Had the mover of the motion calling for the amendment of the constitution provided some alternative proposals, specially elected Member of Parliament, Botsalo Ntuane, could have supported the latter part of the motion by opposition MP Akanyang Magama, which called for the abolishment of automatic succession to the presidency by the vice president.
Unlike his fellow BDP Members of Parliament, who contributed before him, Ntuane broke from the pack and castigated the current system as flawed and deficient.

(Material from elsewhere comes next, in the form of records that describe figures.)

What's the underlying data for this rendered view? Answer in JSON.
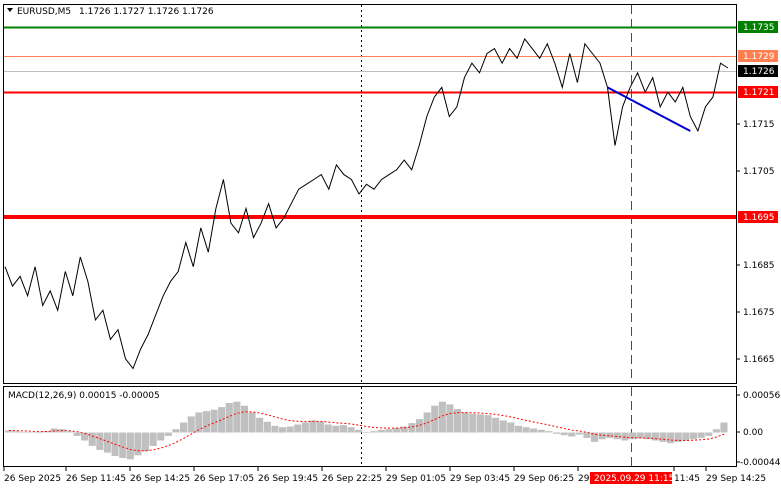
{
  "header": {
    "symbol_timeframe": "EURUSD,M5",
    "ohlc": "1.1726 1.1727 1.1726 1.1726"
  },
  "price_axis": {
    "ticks": [
      "1.1715",
      "1.1705",
      "1.1685",
      "1.1675",
      "1.1665"
    ]
  },
  "levels": {
    "resistance_top": {
      "label": "1.1735",
      "color": "#008000"
    },
    "upper_level": {
      "label": "1.1729",
      "color": "#ff7f50"
    },
    "current_price": {
      "label": "1.1726",
      "color": "#000000"
    },
    "mid_level": {
      "label": "1.1721",
      "color": "#ff0000"
    },
    "support": {
      "label": "1.1695",
      "color": "#ff0000"
    }
  },
  "macd": {
    "title": "MACD(12,26,9) 0.00015 -0.00005",
    "ticks": [
      "0.00056",
      "0.00",
      "-0.00044"
    ],
    "histogram_color": "#c0c0c0",
    "signal_color": "#ff0000"
  },
  "time_axis": {
    "labels": [
      "26 Sep 2025",
      "26 Sep 11:45",
      "26 Sep 14:25",
      "26 Sep 17:05",
      "26 Sep 19:45",
      "26 Sep 22:25",
      "29 Sep 01:05",
      "29 Sep 03:45",
      "29 Sep 06:25",
      "29 Sep",
      "11:45",
      "29 Sep 14:25"
    ],
    "highlight": "2025.09.29 11:15"
  },
  "chart_data": {
    "type": "line",
    "price_series": [
      1.1685,
      1.1681,
      1.1683,
      1.1679,
      1.1685,
      1.1677,
      1.168,
      1.1676,
      1.1684,
      1.1679,
      1.1687,
      1.1682,
      1.1674,
      1.1676,
      1.167,
      1.1672,
      1.1666,
      1.1664,
      1.1668,
      1.1671,
      1.1675,
      1.1679,
      1.1682,
      1.1684,
      1.169,
      1.1685,
      1.1693,
      1.1688,
      1.1697,
      1.1703,
      1.1694,
      1.1692,
      1.1697,
      1.1691,
      1.1694,
      1.1698,
      1.1693,
      1.1695,
      1.1698,
      1.1701,
      1.1702,
      1.1703,
      1.1704,
      1.1701,
      1.1706,
      1.1704,
      1.1703,
      1.17,
      1.1702,
      1.1701,
      1.1703,
      1.1704,
      1.1705,
      1.1707,
      1.1705,
      1.171,
      1.1716,
      1.172,
      1.1722,
      1.1716,
      1.1718,
      1.1724,
      1.1727,
      1.1725,
      1.1729,
      1.173,
      1.1727,
      1.173,
      1.1728,
      1.1732,
      1.173,
      1.1728,
      1.1731,
      1.1727,
      1.1722,
      1.1729,
      1.1723,
      1.1731,
      1.1729,
      1.1727,
      1.1722,
      1.171,
      1.1718,
      1.1722,
      1.1725,
      1.1721,
      1.1724,
      1.1718,
      1.1721,
      1.1719,
      1.1722,
      1.1716,
      1.1713,
      1.1718,
      1.172,
      1.1727,
      1.1726
    ],
    "trendline": {
      "from": 1.1722,
      "to": 1.1713,
      "color": "#0000cd"
    },
    "price_range": [
      1.1661,
      1.1739
    ],
    "macd_main": [
      3e-05,
      2e-05,
      1e-05,
      0.0,
      -1e-05,
      2e-05,
      6e-05,
      5e-05,
      2e-05,
      -5e-05,
      -0.00012,
      -0.0002,
      -0.00026,
      -0.0003,
      -0.00035,
      -0.00038,
      -0.0004,
      -0.00034,
      -0.00028,
      -0.0002,
      -0.00012,
      -5e-05,
      5e-05,
      0.00015,
      0.00024,
      0.0003,
      0.00032,
      0.00034,
      0.00038,
      0.00044,
      0.00046,
      0.0004,
      0.0003,
      0.00022,
      0.00016,
      0.0001,
      8e-05,
      9e-05,
      0.00012,
      0.00015,
      0.00018,
      0.00016,
      0.00012,
      0.0001,
      0.00011,
      8e-05,
      4e-05,
      1e-05,
      2e-05,
      4e-05,
      5e-05,
      7e-05,
      9e-05,
      0.00014,
      0.0002,
      0.0003,
      0.0004,
      0.00046,
      0.00042,
      0.00035,
      0.0003,
      0.00028,
      0.00027,
      0.00026,
      0.00022,
      0.00018,
      0.00015,
      0.0001,
      8e-05,
      6e-05,
      4e-05,
      2e-05,
      -2e-05,
      -4e-05,
      -6e-05,
      -3e-05,
      -8e-05,
      -0.00014,
      -0.0001,
      -8e-05,
      -0.0001,
      -0.00012,
      -0.0001,
      -9e-05,
      -0.0001,
      -0.00012,
      -0.00014,
      -0.00016,
      -0.00014,
      -0.00012,
      -0.0001,
      -8e-05,
      -5e-05,
      5e-05,
      0.00015
    ],
    "macd_range": [
      -0.00044,
      0.00056
    ]
  }
}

“The automatic succession to the presidency by the vice president, whatever circumstances, has its own demerits and merits. One positive aspect is that the system promotes certainty and stability, which underpin national development agenda. On a negative note, the same system stifles ambitious ordinary MPs over ministers who are selected to a position of vice presidency. One cannot be appointed to a position of vice president without a ministerial post. Thus, the ambitious and intelligent ordinary MPs are overlooked in favour of ministers by virtue of their positions. The incumbent president also has the power to anoint his own successor, which is utterly not right. The system is thus flawed and deficient. Had the mover of the motion provided alternatives, I could have supported the last part of the motion that calls for the abolishment of automatic succession,” said Ntuane.
Magama recently requested government to amend Sections 32 and 35 of the constitution so as to ensure and provide for the direct election of the president by the electorate and abolish automatic succession to the presidency by the vice president on the death, resignation or ceasing to hold office by the president.
The maverick MP, who is eyeing the opposition strong-hold of Gaborone South-West constituency in the coming national general elections, maintained he subscribes to issues that call for fundamental national reforms.
“Botswana as a maturing and developing state is subject to introspections over issues affecting national institutions.”
Ntuane, a former BDP publicity secretary, further attacked his fellow party members for not walking with time.
“This notion of ‘if it is not broken do not fix it’ is not good for a maturing and developinag nation. This country should be seen to be up-holding fundamental national reforms. We should be pro-active, forward looking and precipitate positive reforms,” charged Ntuane.
Contributing to the debate last week, Foreign minister, Mompati Merafhe, and Education Minister Jacob Nkate ridiculed the motion arguing nothing compels the constitution to be changed.
“If it is not broken do not fix it,” the Foreign Affairs minister argued last Friday.
The Education Minister emphasized, “O ka seke wa roke borokgwe bo sa kgagoga.” (You can not mend a trouser which is not torn).
Ntuane emphasized the importance of national reforms at the same time agitating for party funding during campaigns.
The move, he said, would alleviate corruption amongst aspiring politicians whose palms are often greased purely because of lack of capital.
“Democracy is expensive and should be sustained financially. To avoid instances where there are utterances such as ‘scratch my back and I will scratch your back’, the government should consider funding political parties to avoid corruption.”
Ntuane argued there are financially healthy individuals out there who are ready to assist politicians in the hope that they would be assisted in one way or the other.
“It is tough, especially in our constituencies which are the strongholds of the opposition. I am, however, pleased the outgoing president promised to look into the matter. Maybe the incoming president will see it necessary to fund the parties.”
On the other part of the motion, Ntuane said he was unequivocally opposed to the direct election of the president. South Africa and other neighbour countries are reeling and wallowing in the state of uncertainty and instability because of the system, he said.
“The system will hamper national developments and implementation of projects. Imagine a situation where the president is elected by the people and yet has no MPs in parliament. The system will promote personality cults and demi-gods with the president doing as he wishes largely because he thinks everything revolves around the people who voted for him.”
Earlier in the contributions, Lobatse MP Nehemiah Modubule called for independent presidential candidates arguing that if the same is afforded to the councilors and parliamentarians why not the presidential seat.
He maintained the 1997 constitution was amended to fit the shoes of the ruling party. The party, he said, was reeling from intense and severe factionalism.
Modubule dismissed statements of uncertainty and instability as being due or caused by the constitutional change.
“A directly elected president respects the people for such president knows it is the people’s vote that determines his occupation.”
He said a directly elected president would have substantial and legitimate powers that substantiate his endorsement of capital punishment.
Modubule said he was uncomfortable with an unelected president who endorses the death penalty when he was not elected by the people.
“Such a status fits a directly elected president,” Modubule argued.